Amarito Quiere Volar

noviembre 2011
Es probable que nunca hayan oído hablar de Amarito, aquel que quiso volar. Es poco conocido, puesto que no lo logró. Tampoco murió en el intento. No fue cual Ícaro irresponsable, no se le deshicieron las alas. Tampoco quedó pegado a la Tierra por el peso de sus cuadradas creencias o por hacerse una capa de oro macizo. Amarito simplemente quería volar.

Amarito quiere volar. Pero no quiere volar porque necesite huir de una casa terrible. Tampoco lo necesita para escapar de una realidad pesadillesca. Tampoco es un gran soñador cuyo único anhelo es soñar. Tampoco quiso volar desde que estaba en la cuna.
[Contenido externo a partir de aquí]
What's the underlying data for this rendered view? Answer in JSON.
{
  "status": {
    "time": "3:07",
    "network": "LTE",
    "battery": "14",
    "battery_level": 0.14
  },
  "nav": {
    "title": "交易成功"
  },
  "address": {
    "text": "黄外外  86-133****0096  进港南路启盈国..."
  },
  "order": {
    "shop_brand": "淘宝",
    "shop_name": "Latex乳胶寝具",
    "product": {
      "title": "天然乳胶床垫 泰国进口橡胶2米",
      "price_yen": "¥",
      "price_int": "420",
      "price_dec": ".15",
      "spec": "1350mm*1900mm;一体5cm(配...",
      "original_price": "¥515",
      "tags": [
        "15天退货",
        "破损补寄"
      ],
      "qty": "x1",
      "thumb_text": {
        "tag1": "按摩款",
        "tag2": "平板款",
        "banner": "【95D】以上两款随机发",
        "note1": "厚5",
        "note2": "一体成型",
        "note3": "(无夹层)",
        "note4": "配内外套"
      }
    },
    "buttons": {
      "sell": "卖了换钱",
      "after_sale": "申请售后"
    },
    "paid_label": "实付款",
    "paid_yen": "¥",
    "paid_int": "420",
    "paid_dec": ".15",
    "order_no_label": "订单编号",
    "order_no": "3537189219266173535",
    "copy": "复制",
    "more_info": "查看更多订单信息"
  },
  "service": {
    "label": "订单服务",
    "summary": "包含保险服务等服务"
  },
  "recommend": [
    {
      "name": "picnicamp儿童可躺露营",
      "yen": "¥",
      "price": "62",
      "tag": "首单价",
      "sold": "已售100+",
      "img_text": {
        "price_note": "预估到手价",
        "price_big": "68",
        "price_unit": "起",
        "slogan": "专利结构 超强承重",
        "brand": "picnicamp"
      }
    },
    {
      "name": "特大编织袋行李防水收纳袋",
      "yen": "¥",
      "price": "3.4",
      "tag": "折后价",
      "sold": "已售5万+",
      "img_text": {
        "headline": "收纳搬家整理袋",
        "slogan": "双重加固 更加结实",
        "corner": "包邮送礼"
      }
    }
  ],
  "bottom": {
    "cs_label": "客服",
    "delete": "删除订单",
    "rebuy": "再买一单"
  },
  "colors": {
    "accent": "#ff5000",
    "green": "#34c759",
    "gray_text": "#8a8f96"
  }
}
Amarito no es solitario. Tampoco es un genio encubierto. Amarito no se despertará un día y volará. Amarito sabe eso, y aún así quiere volar.

Amarito no le reza todos los días a una estrella. O a un Dios de bien arriba. O de bien abajo. Tampoco escribe todos los días en un cuaderno. No se duerme ni se despierta pensando en volar. Pero a veces se acuerda. Y en esos momentos quiere volar.

Conozco un Amarito que quiere tener un trabajo. Y otro que quiere aprender a tocar la flauta traversa. Conozco Amaritos de todo tamaño y forma. Porque héroes, soñadores, diablitos, hay pocos. Pero Amaritos somos todos.

Yo conozco una Amarita que quiere escribir.